Tanto en medicina como en el lenguaje popular se
habla de las más diversas enfermedades. Esta inexactitud verbal indica
claramente la universal incomprensión que sufre el concepto de enfermedad. La enfermedad
es una palabra que sólo debería tener singular; decir enfermedades, en plural,
es tan tonto como decir “saludes”. Enfermedad y salud son conceptos singulares,
por cuanto que se refieren a un estado del ser humano y no a órganos o partes
del cuerpo, como parece querer indicar el lenguaje habitual.
El cuerpo nunca está
verdaderamente enfermo o sano ya que en él sólo se manifiestan las
informaciones de la mente. El cuerpo no hace nada por sí mismo. Para
comprobarlo, basta ver un cadáver. El cuerpo de una persona viva debe su
funcionamiento precisamente a estas dos instancias inmateriales que solemos
llamar conciencia (alma) y vida (espíritu). La conciencia emite la información
que se manifiesta y se hace visible en el cuerpo. La conciencia es al cuerpo lo
que un programa de radio al receptor. Dado que la conciencia representa una
cualidad inmaterial y propia, naturalmente, no es producto del cuerpo ni
depende de la existencia de éste.
Lo que ocurre en el cuerpo de
un ser viviente es expresión de una información o concreción de la imagen correspondiente
(imagen en griego es eidolon y se refiere también al concepto de la «idea»).

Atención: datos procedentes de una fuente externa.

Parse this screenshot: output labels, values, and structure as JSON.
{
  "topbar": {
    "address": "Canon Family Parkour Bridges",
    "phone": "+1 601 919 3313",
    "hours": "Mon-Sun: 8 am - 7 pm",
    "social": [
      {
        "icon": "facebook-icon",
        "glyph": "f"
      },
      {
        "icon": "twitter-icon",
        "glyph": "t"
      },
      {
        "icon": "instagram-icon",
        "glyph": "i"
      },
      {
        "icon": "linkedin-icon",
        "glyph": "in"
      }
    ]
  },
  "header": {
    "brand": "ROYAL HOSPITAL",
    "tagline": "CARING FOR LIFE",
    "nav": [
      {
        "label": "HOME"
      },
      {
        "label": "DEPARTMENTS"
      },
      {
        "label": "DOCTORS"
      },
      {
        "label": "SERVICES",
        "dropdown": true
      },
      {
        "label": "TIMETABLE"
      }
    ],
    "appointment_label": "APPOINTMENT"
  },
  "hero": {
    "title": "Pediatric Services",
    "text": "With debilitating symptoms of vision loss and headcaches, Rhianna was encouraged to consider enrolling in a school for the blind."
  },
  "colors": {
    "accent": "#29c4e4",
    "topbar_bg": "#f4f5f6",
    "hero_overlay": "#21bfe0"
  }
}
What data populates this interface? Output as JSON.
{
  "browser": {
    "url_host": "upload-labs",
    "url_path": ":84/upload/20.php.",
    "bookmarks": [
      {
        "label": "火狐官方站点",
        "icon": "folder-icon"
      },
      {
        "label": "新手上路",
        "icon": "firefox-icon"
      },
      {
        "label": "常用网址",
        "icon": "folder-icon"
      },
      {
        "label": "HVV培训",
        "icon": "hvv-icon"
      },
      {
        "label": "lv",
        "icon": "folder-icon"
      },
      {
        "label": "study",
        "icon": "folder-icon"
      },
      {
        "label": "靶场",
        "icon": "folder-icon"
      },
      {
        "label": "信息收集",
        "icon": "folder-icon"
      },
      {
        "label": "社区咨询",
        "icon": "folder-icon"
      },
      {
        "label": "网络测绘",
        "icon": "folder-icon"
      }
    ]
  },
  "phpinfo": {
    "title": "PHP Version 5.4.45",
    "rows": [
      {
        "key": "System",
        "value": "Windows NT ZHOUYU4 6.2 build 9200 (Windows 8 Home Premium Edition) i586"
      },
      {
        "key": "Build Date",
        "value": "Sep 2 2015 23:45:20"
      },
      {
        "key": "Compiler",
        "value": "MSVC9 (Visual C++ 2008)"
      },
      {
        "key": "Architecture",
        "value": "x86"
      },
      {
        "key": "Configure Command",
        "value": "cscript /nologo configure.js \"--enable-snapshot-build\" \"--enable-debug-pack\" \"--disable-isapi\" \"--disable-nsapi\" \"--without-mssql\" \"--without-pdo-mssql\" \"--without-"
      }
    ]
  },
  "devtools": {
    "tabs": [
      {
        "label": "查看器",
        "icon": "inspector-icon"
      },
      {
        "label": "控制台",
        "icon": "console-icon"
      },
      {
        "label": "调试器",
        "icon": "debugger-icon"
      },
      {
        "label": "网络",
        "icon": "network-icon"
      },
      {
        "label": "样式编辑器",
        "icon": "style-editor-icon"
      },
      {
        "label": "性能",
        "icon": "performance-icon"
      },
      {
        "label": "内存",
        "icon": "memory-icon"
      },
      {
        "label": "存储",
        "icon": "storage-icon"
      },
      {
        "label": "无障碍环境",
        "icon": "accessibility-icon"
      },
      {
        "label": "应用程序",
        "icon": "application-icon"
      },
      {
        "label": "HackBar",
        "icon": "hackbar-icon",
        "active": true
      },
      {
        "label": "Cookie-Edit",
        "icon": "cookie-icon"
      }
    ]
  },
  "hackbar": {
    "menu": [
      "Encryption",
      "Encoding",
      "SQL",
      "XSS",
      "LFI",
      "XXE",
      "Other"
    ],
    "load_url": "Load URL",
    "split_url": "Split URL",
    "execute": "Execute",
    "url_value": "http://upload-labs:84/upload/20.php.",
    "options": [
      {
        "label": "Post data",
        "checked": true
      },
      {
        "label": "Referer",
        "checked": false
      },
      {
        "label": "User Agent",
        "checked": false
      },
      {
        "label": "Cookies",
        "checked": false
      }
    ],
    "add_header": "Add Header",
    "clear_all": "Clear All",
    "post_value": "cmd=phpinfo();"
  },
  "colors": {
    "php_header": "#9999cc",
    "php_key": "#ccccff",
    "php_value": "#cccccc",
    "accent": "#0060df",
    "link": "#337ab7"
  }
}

Cuando el pulso y el corazón siguen un ritmo determinado, la temperatura
corporal mantiene un nivel constante, las glándulas segregan hormonas y en el
organismo se forman anticuerpos. Estas funciones no pueden explicarse por la materia
en sí, sino que dependen de una información concreta, cuyo punto de partida es
la conciencia.
Cuando las distintas
funciones corporales se conjugan de un modo determinado se produce un modelo
que nos parece armonioso y por ello lo llamamos salud. Si una de las funciones
se perturba, la armonía del conjunto se rompe y entonces hablamos de
enfermedad. Enfermedad significa, pues, la pérdida de una armonía o, también,
el trastorno de un orden hasta ahora equilibrado (en realidad, contemplada
desde otro punto de vista, la enfermedad es la instauración de un cierto equilibrio).
Ahora bien, la pérdida de armonía se produce en la conciencia, en el
plano de la información, y en el cuerpo sólo se muestra. Por consiguiente, el
cuerpo es vehículo de la manifestación o realización de todos los procesos y
cambios que se producen en la conciencia. Así, si todo el mundo material no es
sino el escenario en el que se plasma el juego de los arquetipos, con lo que se
convierte en alegoría, también el cuerpo material es el escenario en el que se
manifiestan las imágenes de la conciencia. Por lo tanto, si una persona sufre
un desequilibrio en su conciencia, ello se manifestará en su cuerpo en forma de
síntoma. Por lo tanto, es un error afirmar que el cuerpo está enfermo —enfermo
sólo puede estarlo el ser humano en su conjunto—, por más que el estado de
enfermedad se manifieste en el cuerpo como síntoma. (¡En la representación de
una tragedia, lo trágico no es el escenario sino la obra!)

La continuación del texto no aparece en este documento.